# Are Red cherry shrimp the best shrimp?



## Jpraud (Mar 25, 2016)

A lot of shrimps are the same species, but with different colors. You need to pay attention when you mix shrimps! Here's an interesting chart to avoid cross breeding.









However, the number of shrimp that you have in your aquarium is not a big deal, since shrimps pollute much less than fish! The 1 inch per gallons does not apply with shrimps until the community still reasonnable.

Jocelyn


----------



## bsherwood (Nov 22, 2007)

RC are the easiest to breed....they breed in hoof prints full of rain....but I get it, I have an RC tank and am thrilled to see a berried female...
don't mix and match...they all turn to poo

follow the chart


----------



## SpaceLord (Feb 29, 2016)

Jpraud said:


> A lot of shrimps are the same species, but with different colors. You need to pay attention when you mix shrimps! Here's an interesting chart to avoid cross breeding.
> 
> 
> 
> ...


That is a great chart! I have never seen anything like that before. 

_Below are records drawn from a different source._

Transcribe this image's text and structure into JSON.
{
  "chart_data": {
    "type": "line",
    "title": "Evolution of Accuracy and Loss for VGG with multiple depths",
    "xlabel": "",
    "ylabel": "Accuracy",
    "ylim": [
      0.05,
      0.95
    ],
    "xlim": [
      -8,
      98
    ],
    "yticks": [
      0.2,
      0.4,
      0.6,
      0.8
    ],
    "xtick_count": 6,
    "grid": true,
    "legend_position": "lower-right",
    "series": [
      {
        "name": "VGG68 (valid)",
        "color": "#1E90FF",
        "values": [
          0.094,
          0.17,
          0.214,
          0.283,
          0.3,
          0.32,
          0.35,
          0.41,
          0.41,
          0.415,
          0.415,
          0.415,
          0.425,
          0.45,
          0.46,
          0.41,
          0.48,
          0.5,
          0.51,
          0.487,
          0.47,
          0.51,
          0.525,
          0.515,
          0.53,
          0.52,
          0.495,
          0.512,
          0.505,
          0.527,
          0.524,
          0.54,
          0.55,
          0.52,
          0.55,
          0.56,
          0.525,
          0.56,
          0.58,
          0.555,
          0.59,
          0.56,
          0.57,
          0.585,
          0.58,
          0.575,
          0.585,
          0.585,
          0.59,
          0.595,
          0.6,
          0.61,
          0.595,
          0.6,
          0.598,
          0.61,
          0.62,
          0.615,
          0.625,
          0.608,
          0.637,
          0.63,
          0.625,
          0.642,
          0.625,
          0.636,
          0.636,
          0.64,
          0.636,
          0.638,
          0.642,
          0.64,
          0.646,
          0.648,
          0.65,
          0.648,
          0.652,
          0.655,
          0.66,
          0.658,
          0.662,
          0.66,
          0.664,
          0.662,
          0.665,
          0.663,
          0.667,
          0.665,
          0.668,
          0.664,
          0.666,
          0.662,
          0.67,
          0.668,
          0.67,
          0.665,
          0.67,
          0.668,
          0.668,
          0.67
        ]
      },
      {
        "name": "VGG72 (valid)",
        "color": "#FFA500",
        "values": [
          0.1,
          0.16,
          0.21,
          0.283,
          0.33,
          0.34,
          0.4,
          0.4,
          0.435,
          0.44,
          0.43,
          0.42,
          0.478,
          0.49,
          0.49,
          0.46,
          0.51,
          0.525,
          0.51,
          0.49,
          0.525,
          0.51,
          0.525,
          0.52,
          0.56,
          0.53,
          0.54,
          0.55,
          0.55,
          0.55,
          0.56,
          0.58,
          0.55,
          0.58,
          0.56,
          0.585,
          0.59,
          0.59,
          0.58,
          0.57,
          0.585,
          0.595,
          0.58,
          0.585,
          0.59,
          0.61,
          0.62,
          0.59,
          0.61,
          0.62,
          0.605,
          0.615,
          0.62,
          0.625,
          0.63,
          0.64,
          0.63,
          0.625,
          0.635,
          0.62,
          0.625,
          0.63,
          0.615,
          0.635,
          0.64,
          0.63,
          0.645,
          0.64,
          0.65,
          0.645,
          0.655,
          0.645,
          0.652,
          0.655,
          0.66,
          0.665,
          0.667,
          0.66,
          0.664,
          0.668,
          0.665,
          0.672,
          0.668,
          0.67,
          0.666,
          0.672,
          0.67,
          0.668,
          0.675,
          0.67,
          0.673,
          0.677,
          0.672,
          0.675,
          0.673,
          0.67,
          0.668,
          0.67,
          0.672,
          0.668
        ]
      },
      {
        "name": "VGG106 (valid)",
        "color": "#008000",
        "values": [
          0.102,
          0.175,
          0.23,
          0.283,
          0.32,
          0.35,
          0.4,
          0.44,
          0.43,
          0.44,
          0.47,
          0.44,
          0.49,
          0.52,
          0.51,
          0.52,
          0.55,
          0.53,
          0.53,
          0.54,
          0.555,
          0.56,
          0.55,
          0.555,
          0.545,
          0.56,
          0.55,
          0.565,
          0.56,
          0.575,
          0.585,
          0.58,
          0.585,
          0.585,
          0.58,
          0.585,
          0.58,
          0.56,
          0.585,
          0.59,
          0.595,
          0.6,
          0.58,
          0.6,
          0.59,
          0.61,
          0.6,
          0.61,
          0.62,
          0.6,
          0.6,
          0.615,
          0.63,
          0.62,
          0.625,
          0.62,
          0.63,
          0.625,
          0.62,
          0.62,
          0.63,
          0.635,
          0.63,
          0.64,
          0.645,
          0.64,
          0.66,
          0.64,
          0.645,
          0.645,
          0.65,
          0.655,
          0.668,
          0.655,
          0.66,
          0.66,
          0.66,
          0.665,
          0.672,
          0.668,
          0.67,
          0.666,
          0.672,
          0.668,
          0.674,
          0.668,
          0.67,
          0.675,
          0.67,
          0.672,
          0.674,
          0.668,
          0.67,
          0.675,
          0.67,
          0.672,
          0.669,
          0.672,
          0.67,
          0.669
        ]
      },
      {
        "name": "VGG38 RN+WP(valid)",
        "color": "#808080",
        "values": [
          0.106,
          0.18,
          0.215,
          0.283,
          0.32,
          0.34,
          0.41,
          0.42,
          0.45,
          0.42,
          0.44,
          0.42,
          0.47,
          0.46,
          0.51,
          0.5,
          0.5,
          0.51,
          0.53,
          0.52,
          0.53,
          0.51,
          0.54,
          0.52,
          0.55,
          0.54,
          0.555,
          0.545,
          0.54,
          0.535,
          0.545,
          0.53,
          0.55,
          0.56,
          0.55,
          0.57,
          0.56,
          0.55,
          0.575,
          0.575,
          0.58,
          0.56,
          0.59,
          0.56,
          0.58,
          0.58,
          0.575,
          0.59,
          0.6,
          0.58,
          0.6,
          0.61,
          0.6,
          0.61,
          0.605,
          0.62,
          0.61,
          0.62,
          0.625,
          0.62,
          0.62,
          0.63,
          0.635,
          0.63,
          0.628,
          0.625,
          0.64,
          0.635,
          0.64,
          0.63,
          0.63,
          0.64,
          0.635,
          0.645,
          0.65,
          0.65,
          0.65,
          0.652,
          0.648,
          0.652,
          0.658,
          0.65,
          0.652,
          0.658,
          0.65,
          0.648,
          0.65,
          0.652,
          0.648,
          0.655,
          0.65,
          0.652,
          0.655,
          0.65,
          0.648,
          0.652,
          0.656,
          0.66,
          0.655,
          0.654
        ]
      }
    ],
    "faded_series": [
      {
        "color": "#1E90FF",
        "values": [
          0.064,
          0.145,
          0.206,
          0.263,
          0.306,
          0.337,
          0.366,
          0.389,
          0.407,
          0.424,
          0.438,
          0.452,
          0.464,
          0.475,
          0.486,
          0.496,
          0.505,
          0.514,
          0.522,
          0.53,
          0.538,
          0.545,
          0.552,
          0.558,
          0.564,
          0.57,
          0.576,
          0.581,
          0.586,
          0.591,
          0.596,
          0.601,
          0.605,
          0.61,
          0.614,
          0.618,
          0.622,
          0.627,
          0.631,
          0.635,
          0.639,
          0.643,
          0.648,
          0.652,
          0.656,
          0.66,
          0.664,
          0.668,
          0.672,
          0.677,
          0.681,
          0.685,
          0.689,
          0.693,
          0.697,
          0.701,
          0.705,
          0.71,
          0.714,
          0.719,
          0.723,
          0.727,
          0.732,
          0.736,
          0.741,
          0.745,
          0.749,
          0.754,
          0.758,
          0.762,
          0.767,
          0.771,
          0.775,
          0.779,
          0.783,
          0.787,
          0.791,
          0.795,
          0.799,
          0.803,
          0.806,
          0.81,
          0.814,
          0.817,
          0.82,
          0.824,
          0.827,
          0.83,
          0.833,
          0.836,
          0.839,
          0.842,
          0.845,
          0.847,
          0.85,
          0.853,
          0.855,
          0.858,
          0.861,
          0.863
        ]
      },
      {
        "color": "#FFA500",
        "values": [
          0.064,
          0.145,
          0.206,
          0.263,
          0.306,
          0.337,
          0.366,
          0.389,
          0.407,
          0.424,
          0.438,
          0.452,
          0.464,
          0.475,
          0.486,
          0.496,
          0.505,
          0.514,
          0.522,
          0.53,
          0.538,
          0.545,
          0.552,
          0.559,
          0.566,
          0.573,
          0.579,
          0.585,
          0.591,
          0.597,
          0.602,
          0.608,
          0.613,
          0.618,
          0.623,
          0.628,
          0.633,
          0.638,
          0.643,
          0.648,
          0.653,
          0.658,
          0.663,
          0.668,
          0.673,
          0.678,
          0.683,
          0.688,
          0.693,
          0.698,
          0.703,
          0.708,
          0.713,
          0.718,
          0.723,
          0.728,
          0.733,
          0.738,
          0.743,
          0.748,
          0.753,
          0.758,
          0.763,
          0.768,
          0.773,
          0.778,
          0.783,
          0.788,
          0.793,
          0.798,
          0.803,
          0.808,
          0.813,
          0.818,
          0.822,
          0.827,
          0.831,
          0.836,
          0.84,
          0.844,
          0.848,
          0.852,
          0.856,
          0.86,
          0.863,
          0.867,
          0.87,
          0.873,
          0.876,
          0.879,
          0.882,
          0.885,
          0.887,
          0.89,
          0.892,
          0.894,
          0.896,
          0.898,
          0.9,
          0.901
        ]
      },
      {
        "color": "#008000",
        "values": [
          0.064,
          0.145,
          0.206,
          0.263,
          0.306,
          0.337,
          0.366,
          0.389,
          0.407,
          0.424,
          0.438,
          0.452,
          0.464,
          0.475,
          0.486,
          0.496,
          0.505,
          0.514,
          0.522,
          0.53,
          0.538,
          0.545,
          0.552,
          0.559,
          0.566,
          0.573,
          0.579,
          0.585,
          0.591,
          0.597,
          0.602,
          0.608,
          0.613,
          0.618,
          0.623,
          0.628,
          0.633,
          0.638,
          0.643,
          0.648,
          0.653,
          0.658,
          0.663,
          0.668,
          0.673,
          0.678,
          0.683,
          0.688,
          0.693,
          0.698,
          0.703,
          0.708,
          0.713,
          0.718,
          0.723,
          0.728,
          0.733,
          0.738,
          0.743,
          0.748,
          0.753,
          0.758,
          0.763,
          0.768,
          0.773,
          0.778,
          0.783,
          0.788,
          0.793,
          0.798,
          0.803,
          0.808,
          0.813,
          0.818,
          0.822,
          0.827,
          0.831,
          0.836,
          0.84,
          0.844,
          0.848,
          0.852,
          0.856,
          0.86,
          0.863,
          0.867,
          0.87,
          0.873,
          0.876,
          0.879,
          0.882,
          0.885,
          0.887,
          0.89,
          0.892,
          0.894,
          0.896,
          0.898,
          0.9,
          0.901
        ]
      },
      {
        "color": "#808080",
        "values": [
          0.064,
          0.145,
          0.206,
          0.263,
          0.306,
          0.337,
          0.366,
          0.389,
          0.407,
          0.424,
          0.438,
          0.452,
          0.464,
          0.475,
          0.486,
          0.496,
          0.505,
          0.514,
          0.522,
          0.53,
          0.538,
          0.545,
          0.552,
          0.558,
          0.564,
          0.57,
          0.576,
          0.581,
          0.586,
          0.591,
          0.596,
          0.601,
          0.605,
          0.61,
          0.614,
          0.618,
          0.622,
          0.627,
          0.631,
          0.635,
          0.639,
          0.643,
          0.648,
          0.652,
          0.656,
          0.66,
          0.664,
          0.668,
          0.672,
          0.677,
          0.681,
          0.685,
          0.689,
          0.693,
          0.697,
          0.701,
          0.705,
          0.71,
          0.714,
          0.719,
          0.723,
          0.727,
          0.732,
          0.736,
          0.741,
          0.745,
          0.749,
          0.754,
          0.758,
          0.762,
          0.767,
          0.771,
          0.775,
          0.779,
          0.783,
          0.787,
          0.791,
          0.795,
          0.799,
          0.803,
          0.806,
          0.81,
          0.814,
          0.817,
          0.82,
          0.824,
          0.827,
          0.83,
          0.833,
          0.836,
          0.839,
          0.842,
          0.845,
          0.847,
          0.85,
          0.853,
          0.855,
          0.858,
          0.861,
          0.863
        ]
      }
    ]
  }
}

So if the 2 shrimp have a green check mark, they will not cross breed? 

So you can get a lot of different types of shrimp in your tank as long as you follow this chart? 

Thanks.


----------



## r45t4m4n (Feb 12, 2014)

some require different water parameters.


----------



## WaterLife (Jul 1, 2015)

Yeah the green check marks mean the two shrimp can be kept together without interbreeding.
Red x means the two shrimp with interbreed.

Neocaridinas will interbreed with Neocaridinas. When Neos interbreed with other color Neos, the offspring most often end up as brown/wild colored, which is not appealing to most. So when keeping Neos, it's best to just stick with one color.

Caridinas will interbreed with Caridinas (most of the thought of common ones to clarify). With Caridinas, breeding them with other color Caridinas is different, the offspring don't end up look like wilds, they can actually produce some cool looking patterns, but those patterns won't be a stable line so they won't breed true.

As mentioned, research the shrimp as they can have different water parameter requirements.

Don't worry about the shrimp population growing too large. Once the shrimp population becomes really large, the neons and white clouds will pick off new born shrimplets if they have no where to hide. Or you could get a bit larger predator later (one that isn't big enough to kill adult shrimp, but large enough to eat baby shrimp). Also mentioned, shrimps have a very little bioload factor, so they aren't much to worry about. You can always sell some shrimp every so often when you think there are too many.

There are quite a few Neocaridina/Caridina shrimp compatibility charts out there
https://www.google.com/search?q=neo...KEwij55XM89vLAhVJ4mMKHSzxDKwQ_AUIBigB#imgrc=_


----------



## RWaters (Nov 12, 2003)

I also think you should be cautious about Ghost Shrimp. They're on the chart with all green checks but they can be aggressive and will eat smaller shrimp. I wouldn't add them to any tank except maybe as food for larger fish.


----------



## maylee (Feb 26, 2015)

I would check to see what your water parameters are like first. pH, gH, kH

Then we can see what other type of shrimp you can put in there with the RCS. Typically though, the ones that can live in similar water parameters as RCS and will not inter-breed with them are tiger shrimp and some harder to find ones like babaultis 

You can also maybe look into larger shrimp types like mountain fan or vampire shrimp. They're both filter feeders but won't breed in the tank.


----------



## fishophile (Feb 6, 2012)

Would you mind uploading a picture of the tank? I've thought about doing this with my 55, but worry it may not have enough going on. i'm also unsure how they would fare with co2 and ferts.


----------